In 4.3 miles, we reached a signed junction for Snowgrass Trail 96 (on the left) and the Bypass Trail 97 (on the right). Here we could take a left and do our loop clockwise, or turn right and do the loop counterclockwise. We chose right, heading east on the Bypass Trail to start our 3.5 mile loop.
After 1.0 mile, we spotted an enormous cairn, which Grace theorized was part of the Pacific Crest Trail. She was right! We turned left at the cairn, heading north onto the PCT. Almost immediately we were greeted by glorious purple, red, white, and yellow meadows of lupine, paintbrush, bistort, and cinquefoil. We waved backbackers on, keen to stop, take pictures, and absorb the scenery.
Traversing the PCT for another mile, we reached the high point of the trail--a scenic, pasqueflower studded meadow with Old Snowy Mountain and Ives Peak watching over to the northeast. Many hikers and backpackers were resting here at a flat space next to the junction with Snowgrass Trail 96 and the PCT. We pet a dog named Floyd, chatted with hikers about an upcoming trip to Diablo Lake, and took at break at a shady campsite.
We started our descent from the junction of the PCT and Snowgrass Trail 96, hiking southwest on Snowgrass Trail 96 for 1.5 miles to complete our counter-clockwise loop. Reaching the junction with the Bypass Trail, we continued straight on Snowgrass Trail 96 for 4.3 miles back to the trailhead.

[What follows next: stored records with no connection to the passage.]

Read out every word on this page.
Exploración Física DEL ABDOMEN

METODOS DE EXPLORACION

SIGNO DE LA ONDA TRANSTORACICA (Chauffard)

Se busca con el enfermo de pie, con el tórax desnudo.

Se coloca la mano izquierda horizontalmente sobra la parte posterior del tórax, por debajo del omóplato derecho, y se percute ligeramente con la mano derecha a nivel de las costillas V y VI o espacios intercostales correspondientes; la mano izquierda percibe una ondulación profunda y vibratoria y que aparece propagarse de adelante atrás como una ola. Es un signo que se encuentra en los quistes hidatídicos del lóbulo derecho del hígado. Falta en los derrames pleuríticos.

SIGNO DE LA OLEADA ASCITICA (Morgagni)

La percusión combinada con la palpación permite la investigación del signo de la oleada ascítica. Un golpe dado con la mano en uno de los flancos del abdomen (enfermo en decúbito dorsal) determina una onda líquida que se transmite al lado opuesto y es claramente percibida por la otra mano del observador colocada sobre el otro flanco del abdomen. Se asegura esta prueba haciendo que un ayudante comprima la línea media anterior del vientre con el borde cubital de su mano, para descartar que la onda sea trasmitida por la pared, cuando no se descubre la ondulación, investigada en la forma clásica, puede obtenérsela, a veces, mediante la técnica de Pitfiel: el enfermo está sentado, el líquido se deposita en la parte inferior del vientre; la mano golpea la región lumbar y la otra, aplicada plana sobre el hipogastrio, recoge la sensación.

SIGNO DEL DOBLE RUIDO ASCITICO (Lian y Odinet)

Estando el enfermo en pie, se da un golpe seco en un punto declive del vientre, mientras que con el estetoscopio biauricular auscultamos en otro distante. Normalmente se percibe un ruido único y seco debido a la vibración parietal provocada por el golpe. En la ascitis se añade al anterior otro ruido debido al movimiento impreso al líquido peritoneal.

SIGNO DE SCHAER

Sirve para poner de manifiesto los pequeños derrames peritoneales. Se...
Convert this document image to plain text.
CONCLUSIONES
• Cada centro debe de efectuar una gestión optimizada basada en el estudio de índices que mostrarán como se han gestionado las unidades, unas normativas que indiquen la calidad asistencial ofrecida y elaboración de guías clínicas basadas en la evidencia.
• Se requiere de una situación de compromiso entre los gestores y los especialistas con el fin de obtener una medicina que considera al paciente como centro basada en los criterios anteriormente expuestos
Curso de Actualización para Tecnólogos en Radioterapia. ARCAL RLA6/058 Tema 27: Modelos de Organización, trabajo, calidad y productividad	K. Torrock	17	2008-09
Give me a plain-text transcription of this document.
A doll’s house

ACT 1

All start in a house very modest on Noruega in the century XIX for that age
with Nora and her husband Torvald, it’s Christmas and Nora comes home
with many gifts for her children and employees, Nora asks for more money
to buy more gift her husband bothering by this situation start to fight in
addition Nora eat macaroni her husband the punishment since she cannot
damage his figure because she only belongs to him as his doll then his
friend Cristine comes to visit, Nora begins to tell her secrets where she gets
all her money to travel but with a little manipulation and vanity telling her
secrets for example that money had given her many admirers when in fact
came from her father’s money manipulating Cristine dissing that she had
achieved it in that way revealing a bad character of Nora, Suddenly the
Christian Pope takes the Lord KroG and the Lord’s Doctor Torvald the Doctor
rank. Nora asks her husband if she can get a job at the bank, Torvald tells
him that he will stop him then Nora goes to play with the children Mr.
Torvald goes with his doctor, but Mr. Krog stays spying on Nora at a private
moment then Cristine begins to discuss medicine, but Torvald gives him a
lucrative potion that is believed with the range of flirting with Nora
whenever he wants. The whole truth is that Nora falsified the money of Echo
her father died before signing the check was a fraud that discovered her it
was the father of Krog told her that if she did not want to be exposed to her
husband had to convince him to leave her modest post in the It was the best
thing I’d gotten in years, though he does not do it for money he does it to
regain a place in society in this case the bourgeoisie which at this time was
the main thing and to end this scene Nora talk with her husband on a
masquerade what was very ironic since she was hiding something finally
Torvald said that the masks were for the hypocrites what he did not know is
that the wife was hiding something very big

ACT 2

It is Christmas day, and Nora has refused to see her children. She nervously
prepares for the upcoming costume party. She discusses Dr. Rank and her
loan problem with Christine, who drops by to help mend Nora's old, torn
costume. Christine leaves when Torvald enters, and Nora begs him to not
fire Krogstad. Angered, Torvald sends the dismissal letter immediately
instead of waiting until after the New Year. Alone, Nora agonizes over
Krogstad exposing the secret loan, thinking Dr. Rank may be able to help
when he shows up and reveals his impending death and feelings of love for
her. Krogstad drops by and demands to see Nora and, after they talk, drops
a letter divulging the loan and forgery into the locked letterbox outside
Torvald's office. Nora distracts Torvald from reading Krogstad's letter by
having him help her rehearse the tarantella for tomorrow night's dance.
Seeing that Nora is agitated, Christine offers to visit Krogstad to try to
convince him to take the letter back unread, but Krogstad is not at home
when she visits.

1. There are two separate trailheads to access Snowgrass Flats. One is the Berry Patch Trailhead, which is where we parked and hiked from. A Northwest Forest Pass is required for parking here. The other is the Snowgrass Hikers Trailhead, located at the end of a spur road just before the Berry Patch Trailhead. No pass is required for parking at the Snowgrass Hikers Trailhead.
2. Taking Bypass Trail 97 and doing a counter-clockwise loop lead to fantastic wildflower and mountain views along the PCT as we gently climbed to the junction with Snowgrass Trail 96. We both agreed that this was a great approach to the Flats.
3. There were many bugs out, and wearing a long-sleeved shirt, pants, and a bug net helped prevent (most, but not all!) bug bites.
4. Creek crossings provided opportunities to filter and resupply water.
5. There are several campsites along the route, and lots of great options for a backpacking trip, such as continuing on to Goat Lake or taking the PCT further towards Old Snowy Mountain.
6. The Pie Goddess, located in Enumclaw, was a fun post-hike stop for a delicious slice of pie. We both loved their jumbleberry pie, a mix of blueberries, raspberries, blackberries, and strawberries. They also sell savory pies, like chicken pot pie, to take home.